President Obama expects an immigration bill to come before the Senate next month and voiced optimism that a final bill could pass through Congress this summer.
A bipartisan group of senators, known as the "Gang of Eight," missed a self-imposed deadline to submit a comprehensive immigration reform bill by the end of March, sparking concern that the group had reach an unsolvable impasse. But Obama said on Wednesday that the group is "actually making progress" and that they are very close to reaching a final agreement on a bill.
See Also: Why An Immigration Timeline Matters
"I'm actually optimistic that when they get back they will introduce a bill," Obama said during an interview with Univision. "My sense is that they have come close and my expectation is that we'll actually see a bill on the floor of the Senate next month."
The president has repeatedly said that he would propose his own immigration bill should negotiations in Congress grind to a halt. But Obama refused to say that he would take such action even if the lawmakers fail to introduce a bill in April.
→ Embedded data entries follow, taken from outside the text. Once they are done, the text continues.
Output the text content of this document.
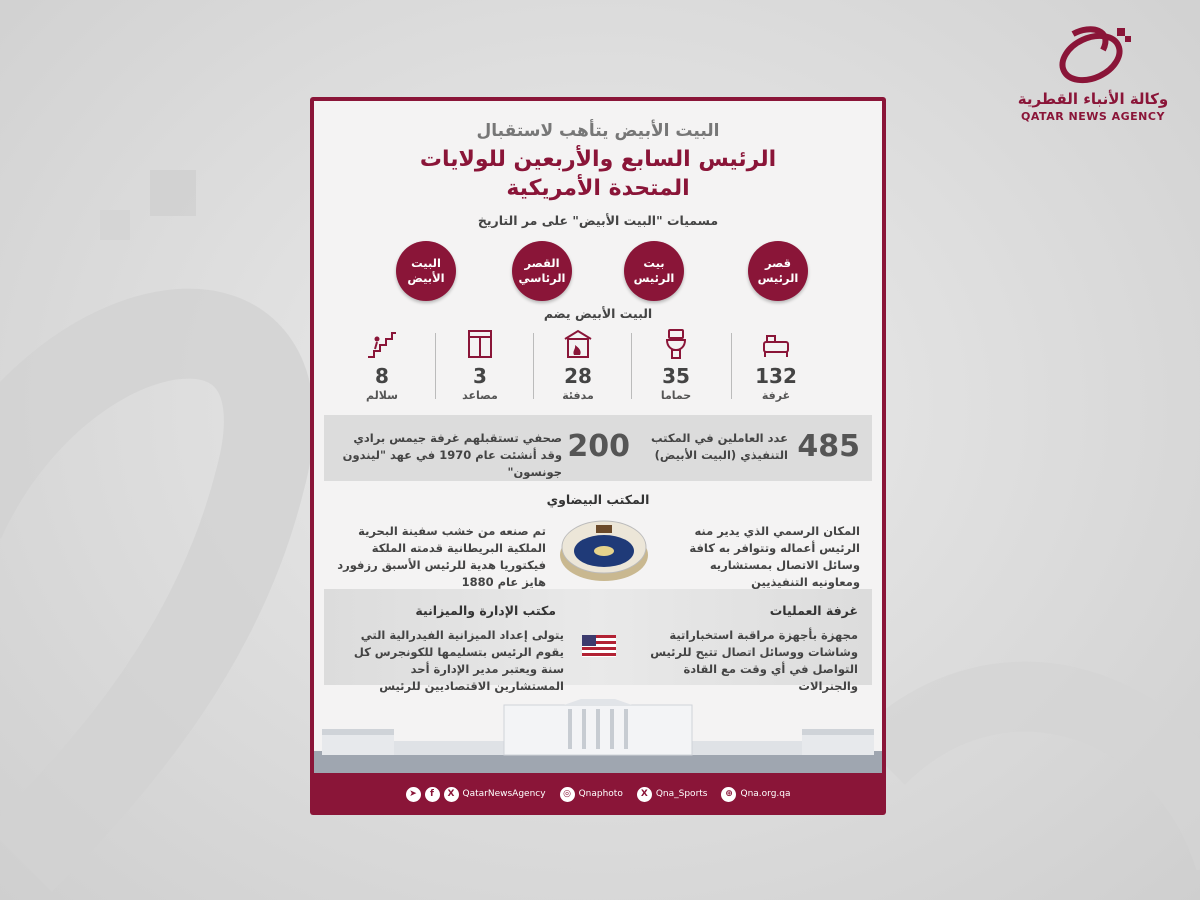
وكالة الأنباء القطرية
QATAR NEWS AGENCY
البيت الأبيض يتأهب لاستقبال
الرئيس السابع والأربعين للولايات
المتحدة الأمريكية
مسميات "البيت الأبيض" على مر التاريخ
قصر الرئيس
بيت الرئيس
القصر الرئاسي
البيت الأبيض
البيت الأبيض يضم
132
غرفة
35
حماما
28
مدفئة
3
مصاعد
8
سلالم
485
عدد العاملين في المكتب التنفيذي (البيت الأبيض)
200
صحفي تستقبلهم غرفة جيمس برادي وقد أنشئت عام 1970 في عهد "ليندون جونسون"
المكتب البيضاوي
المكان الرسمي الذي يدير منه الرئيس أعماله وتتوافر به كافة وسائل الاتصال بمستشاريه ومعاونيه التنفيذيين
تم صنعه من خشب سفينة البحرية الملكية البريطانية قدمته الملكة فيكتوريا هدية للرئيس الأسبق رزفورد هايز عام 1880
غرفة العمليات
مجهزة بأجهزة مراقبة استخباراتية وشاشات ووسائل اتصال تتيح للرئيس التواصل في أي وقت مع القادة والجنرالات
مكتب الإدارة والميزانية
يتولى إعداد الميزانية الفيدرالية التي يقوم الرئيس بتسليمها للكونجرس كل سنة ويعتبر مدير الإدارة أحد المستشارين الاقتصاديين للرئيس
➤	f	X QatarNewsAgency	◎ Qnaphoto	X Qna_Sports	⊕ Qna.org.qa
"I'm not going to presuppose that they don't [reach an agreement]," he said.
When Obama was asked if immigration reform could still get done by summer, a goal he set out earlier this year, the president replied, "I believe so."
Comprehensive immigration reform is one of Obama's top second-term priorities, and it's a rare issue where agreement between Republicans and Democrats in Washington has emerged since the November election.
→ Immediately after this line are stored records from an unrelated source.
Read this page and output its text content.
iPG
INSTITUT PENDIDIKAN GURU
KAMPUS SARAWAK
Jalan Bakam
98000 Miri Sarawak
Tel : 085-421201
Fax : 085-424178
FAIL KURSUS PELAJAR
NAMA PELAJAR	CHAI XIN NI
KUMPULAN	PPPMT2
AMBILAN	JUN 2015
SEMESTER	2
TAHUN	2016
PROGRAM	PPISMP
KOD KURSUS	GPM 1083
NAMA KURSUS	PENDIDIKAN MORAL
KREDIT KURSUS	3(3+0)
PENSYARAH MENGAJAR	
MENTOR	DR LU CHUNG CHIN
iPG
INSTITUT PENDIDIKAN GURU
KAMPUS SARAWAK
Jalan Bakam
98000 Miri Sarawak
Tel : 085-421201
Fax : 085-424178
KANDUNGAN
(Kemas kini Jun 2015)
The president has long faced pressure from Latino groups to act, especially since seven in ten Latino voters backed his reelection bid. Republican decision-makers certainly believe that cooperating on an immigration bill could help them make inroads among Latino voters, who have largely abandoned the party during the past eight years.
But some of the specific details of the bill have proven tough to iron out, like a new visa program to bring in low-skilled immigrant workers. One area where Obama says there is broad agreement is border security. The president said it's important for an immigration overhaul to ensure that employers cannot hire undocumented immigrants. He also said it must tighten security at the U.S.'s southern border, but added that tremendous progress has already been made.
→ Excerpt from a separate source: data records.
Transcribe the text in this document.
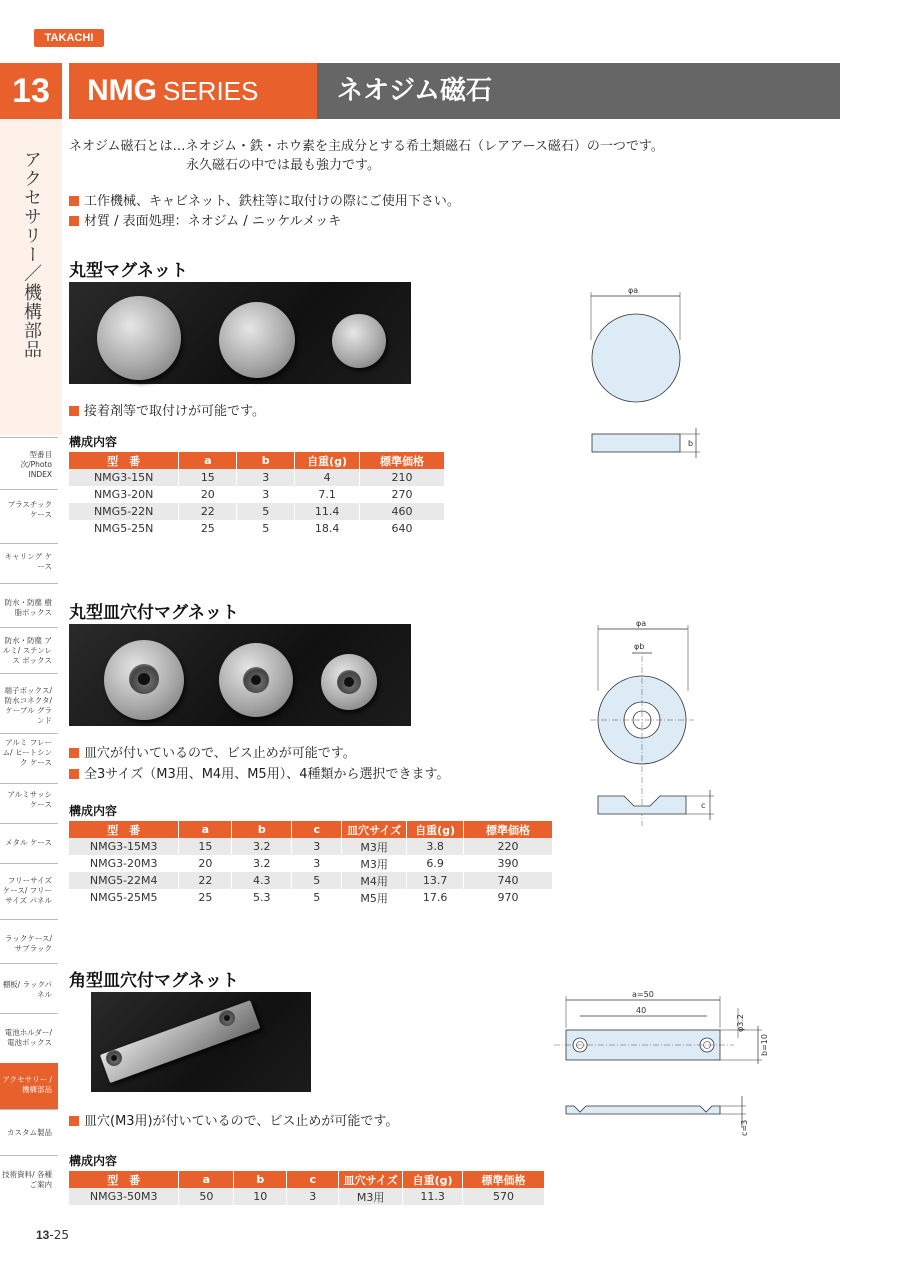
TAKACHI
13
アクセサリー／機構部品
NMG SERIES	ネオジム磁石
ネオジム磁石とは…ネオジム・鉄・ホウ素を主成分とする希土類磁石（レアアース磁石）の一つです。
永久磁石の中では最も強力です。
工作機械、キャビネット、鉄柱等に取付けの際にご使用下さい。
材質 / 表面処理：ネオジム / ニッケルメッキ
丸型マグネット
接着剤等で取付けが可能です。
構成内容
型　番	a	b	自重(g)	標準価格
NMG3-15N	15	3	4	210
NMG3-20N	20	3	7.1	270
NMG5-22N	22	5	11.4	460
NMG5-25N	25	5	18.4	640
φa
b
丸型皿穴付マグネット
皿穴が付いているので、ビス止めが可能です。
全3サイズ（M3用、M4用、M5用）、4種類から選択できます。
構成内容
型　番	a	b	c	皿穴サイズ	自重(g)	標準価格
NMG3-15M3	15	3.2	3	M3用	3.8	220
NMG3-20M3	20	3.2	3	M3用	6.9	390
NMG5-22M4	22	4.3	5	M4用	13.7	740
NMG5-25M5	25	5.3	5	M5用	17.6	970
φa
φb
c
角型皿穴付マグネット
皿穴(M3用)が付いているので、ビス止めが可能です。
構成内容
型　番	a	b	c	皿穴サイズ	自重(g)	標準価格
NMG3-50M3	50	10	3	M3用	11.3	570
a=50
40
b=10
φ3.2
c=3
型番目次/Photo INDEX
プラスチック ケース
キャリング ケース
防水・防塵 樹脂ボックス
防水・防塵 アルミ/ ステンレス ボックス
端子ボックス/ 防水コネクタ/ ケーブル グランド
アルミ フレーム/ ヒートシンク ケース
アルミサッシ ケース
メタル ケース
フリーサイズ ケース/ フリーサイズ パネル
ラックケース/ サブラック
棚板/ ラックパネル
電池ホルダー/ 電池ボックス
アクセサリー /機構部品
カスタム製品
技術資料/ 各種ご案内
13-25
"Given the size of the border, it's never going to be 110 percent perfect," Obama said. "What we can do is to continue to improve it."
At the same time, Obama said that many of the 11 million undocumented immigrants living in the U.S. "have invested their lives here, many of them with American born children." It's essential, he added, that "they have an opportunity to earn their way -- a difficult path but a certain path -- toward citizenship."
Obama's comments came on the same day that four members of the Senate "Gang of Eight" toured the border fence in Nogales, Arizona. Highlighting the challenge of securing the border, Sen. John McCain (R-Ariz.) said the group witnessed a woman successfully climb over the fence separating the U.S. from Mexico. U.S. Border Patrol apprehended the woman, according to McCain.
"There has been improvement made, and we are very grateful for the men and women who are doing this very difficult work. And we're proud that we have them defending us," McCain said, according to the Arizona Republic. "I am very glad my colleagues came."
Some Republicans have balked at the quick timeline favored by Obama. A group of six GOP senatos penned a letter urging the chairman of the Senate Judiciary Committee, Patrick Leahy (D-Vt.), to give lawmakers more time to "read and analyze the contents of such bill."
Obama also addressed the two cases before the Supreme Court regarding same-sex marriage. One challenges the constitutionality of California's Proposition 8, which bans same-sex marriage. The other concerns the federal Defense of Marriage Act, which defines marriage as being between one man and one woman.
The president, who just came out in favor of gay marriage last year, refused to predict how the high court would rule but that it "was appropriate for the court to weigh in on this issue." He said that he believes same-sex couples should be able to marry and receive federal benefits the same as heterosexual couples.
"I think people should respect everybody's different opinions on this issue," he said. "But when it comes to the law, everybody should be equal before the law."
The White House on Wednesday announced that Obama would visit Mexico and Costa Rica in May. The president said he would discuss ways to boost trade and economic cooperation with Mexican and Central American leaders.
"A lot of what drives both illegal immigration to the United States, but also what drives a lot of the violence in these countries, is a lack of opportunity," Obama said "If we can help them to grow, that could be good for the United States, that could be good for those countries as well."